Blood-based cancer screening platform using multiomics and machine learning
Freenome develops early-stage cancer detection tests from blood samples, combining genomic sequencing (Illumina), cloud compute (Azure, GCP, AWS EMR), and machine learning pipelines. The tech stack reflects a biotech-grade research operation: Veeva Vault for regulated workflows, Epic for healthcare integration, and emerging distributed deep learning infrastructure. Active hiring leans research-heavy (10 roles) with targeted additions in engineering and sales, while clinical adoption and reimbursement remain the stated operational bottlenecks—typical for diagnostic companies transitioning from lab validation to commercial deployment.
Notable leadership hires: Finance Director
Freenome is a biotech company founded in 2014 developing next-generation blood tests to detect early-stage colorectal cancer and advanced adenomas.

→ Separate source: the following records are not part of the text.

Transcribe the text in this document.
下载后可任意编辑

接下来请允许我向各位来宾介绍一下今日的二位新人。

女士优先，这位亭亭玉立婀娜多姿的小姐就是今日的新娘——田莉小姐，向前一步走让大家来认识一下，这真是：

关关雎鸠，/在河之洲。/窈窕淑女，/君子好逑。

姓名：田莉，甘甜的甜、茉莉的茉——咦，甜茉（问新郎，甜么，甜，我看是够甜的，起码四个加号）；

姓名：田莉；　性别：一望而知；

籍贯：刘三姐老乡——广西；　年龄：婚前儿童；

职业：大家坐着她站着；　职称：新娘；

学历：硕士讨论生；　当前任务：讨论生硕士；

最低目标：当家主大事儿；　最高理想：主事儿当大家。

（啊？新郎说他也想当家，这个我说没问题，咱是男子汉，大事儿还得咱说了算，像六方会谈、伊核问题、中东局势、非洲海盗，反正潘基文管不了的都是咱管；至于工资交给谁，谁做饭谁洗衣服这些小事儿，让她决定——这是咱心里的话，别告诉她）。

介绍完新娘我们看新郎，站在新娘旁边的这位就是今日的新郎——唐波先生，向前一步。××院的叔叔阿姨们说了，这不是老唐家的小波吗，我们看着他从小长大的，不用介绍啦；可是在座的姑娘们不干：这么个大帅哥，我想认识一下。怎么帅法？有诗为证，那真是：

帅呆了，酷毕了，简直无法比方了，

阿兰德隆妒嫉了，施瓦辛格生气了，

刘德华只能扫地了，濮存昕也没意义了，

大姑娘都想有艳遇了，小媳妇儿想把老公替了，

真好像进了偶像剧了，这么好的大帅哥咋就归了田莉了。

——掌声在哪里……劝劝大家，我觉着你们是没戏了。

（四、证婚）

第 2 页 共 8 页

The company operates 201–500 employees across research, engineering, healthcare operations, and commercial functions, headquartered in Brisbane, California. The core technology platform combines genomic analysis (multiomics), machine learning, and cloud infrastructure to identify cancer biomarkers in blood. The product roadmap includes test ordering systems, assay development, and next-generation sequencing methods. The company has raised over $1.1 billion from institutional investors including Roche Venture Fund, Novartis, RA Capital, and Perceptive Advisors.
Freenome's platform combines multiomics analysis, machine learning, and next-generation sequencing. The stack includes Illumina sequencing instruments, Azure and GCP cloud compute, Python for analytics, and Kubernetes for pipeline orchestration.
Clinical adoption and securing reimbursement for diagnostics are top strategic hurdles. Technical challenges include distributed deep learning pipeline optimization, genomic data scale, and healthcare system integration via Epic.